The Swiss Guard was founded in 1505 by Pope Julius II as a stable and disciplined corps of regular Swiss soldiers depending directly on the Holy See, for the guarding of the person of the Roman Pontiff and the Apostolic Palaces. January 21, 1506, is considered the official founding when 150 Swiss soldiers arrived in Rome and received the solemn blessing of Pope Julius II upon their arrival in St.
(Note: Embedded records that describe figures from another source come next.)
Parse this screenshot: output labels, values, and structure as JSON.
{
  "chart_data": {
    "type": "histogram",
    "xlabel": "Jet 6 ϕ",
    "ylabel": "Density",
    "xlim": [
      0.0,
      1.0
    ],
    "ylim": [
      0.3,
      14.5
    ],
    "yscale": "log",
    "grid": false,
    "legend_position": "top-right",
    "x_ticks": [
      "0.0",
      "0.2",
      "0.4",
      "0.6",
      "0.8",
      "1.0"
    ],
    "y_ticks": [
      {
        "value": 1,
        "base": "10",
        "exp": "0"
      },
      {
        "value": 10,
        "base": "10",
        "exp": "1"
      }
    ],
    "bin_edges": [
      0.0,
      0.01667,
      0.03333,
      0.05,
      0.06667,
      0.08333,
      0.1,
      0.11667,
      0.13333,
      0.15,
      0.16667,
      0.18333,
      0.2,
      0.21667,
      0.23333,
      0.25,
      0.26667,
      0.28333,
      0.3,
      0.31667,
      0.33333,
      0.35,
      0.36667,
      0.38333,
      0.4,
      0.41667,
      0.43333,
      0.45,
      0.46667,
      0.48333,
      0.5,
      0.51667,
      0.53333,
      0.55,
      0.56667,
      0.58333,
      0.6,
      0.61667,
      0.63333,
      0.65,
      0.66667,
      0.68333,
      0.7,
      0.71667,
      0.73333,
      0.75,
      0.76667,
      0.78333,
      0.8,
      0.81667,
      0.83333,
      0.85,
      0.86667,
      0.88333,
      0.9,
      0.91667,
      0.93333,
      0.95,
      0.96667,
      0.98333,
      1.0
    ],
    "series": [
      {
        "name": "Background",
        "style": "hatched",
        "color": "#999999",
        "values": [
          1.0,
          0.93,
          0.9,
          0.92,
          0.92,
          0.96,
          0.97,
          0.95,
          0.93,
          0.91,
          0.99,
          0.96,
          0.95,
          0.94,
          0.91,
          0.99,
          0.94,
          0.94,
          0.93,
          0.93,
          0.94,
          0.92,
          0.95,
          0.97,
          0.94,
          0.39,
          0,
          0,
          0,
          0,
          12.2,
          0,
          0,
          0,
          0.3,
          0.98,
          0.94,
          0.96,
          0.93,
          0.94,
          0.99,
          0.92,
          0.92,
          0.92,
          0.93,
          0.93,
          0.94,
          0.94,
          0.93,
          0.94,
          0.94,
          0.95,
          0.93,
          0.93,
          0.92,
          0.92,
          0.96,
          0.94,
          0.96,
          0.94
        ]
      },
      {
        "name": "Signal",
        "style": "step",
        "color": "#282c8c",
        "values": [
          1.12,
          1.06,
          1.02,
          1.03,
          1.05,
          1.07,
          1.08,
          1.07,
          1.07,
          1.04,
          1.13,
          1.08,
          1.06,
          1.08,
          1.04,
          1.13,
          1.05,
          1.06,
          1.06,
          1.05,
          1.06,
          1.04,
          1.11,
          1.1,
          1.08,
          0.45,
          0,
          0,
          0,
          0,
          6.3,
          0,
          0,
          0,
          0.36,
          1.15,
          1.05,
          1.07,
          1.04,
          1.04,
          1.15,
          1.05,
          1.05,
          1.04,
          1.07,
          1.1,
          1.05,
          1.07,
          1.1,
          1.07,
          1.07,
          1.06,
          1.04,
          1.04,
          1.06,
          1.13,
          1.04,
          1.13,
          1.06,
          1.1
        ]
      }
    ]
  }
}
Peter's Square.
In the early years, the corps was disbanded several times, and the guards had to retire, especially during the imprisonment or exile of the Popes.
During the Sack of Rome on May 6, 1527, when heroically fighting against the troops of Holy Roman Emperor Charles V, 147 Swiss Guards died alongside then-commander Kaspar Roist, while 42 were saved with Clement Vll (Giulio de' Medici) in Castle San Angelo.
On May 6 of each year, in commemoration of this historical date, the newly recruited members of the Swiss Guard are sworn in the San Damasco Courtyard in the Vatican, in four different languages - German, French, Italian and Ladino - according to their canton of origin. As they take their oath promising fidelity to the Pope and the Church, the soldiers raise three fingers of their right hand, symbolizing the Father, Son and Holy Spirit, while placing their left hand on the flag of the Swiss Guard Corps. This banner is formed by three shields representing the current Pope, the founder of the Swiss Guard, Julius II, and the commander.
The Swiss Guard, the world's smallest and perhaps most colorful army, has been the chief protectors of the pontiff. Clad in Renaissance helmets and blue, red and yellow tunics (the colors of the Medici family) that are said to have been designed by Michelangelo. For routine work, the guards wear blue uniforms and berets.
The Swiss Guard currently consists of a total of 100 men: 4 officials, 1 chaplain, 23 noncommissioned officers, 70 halbardiers, and 2 drummers. The halbard is the traditional weapon carried by Swiss Guards. The members of the Swiss Guard reside in a barrack in Vatican City. They serve for two years, with the possibility of extending the period to a maximum of 25 years. During this period they receive training in self-defence, attend shooting practice, take course in Italian and study the organizational structure of the Vatican. At the end of the first year they must take a very thorough exam.
Guard recruits must be Roman Catholic men of Swiss nationality who are single, under 30 years old and stand at least 5-feet, 8-inches tall. Guards need to have completed their initial military training in the Swiss Armed Forces, and obtained a certificate of good conduct from an ecclesiastical and a civil authority.
The Swiss Guard is all that is left of a pontifical military corps that medieval popes once fielded to exert temporal power on a part of the Italian peninsula - power that is now restricted to the 108 acres of Vatican City.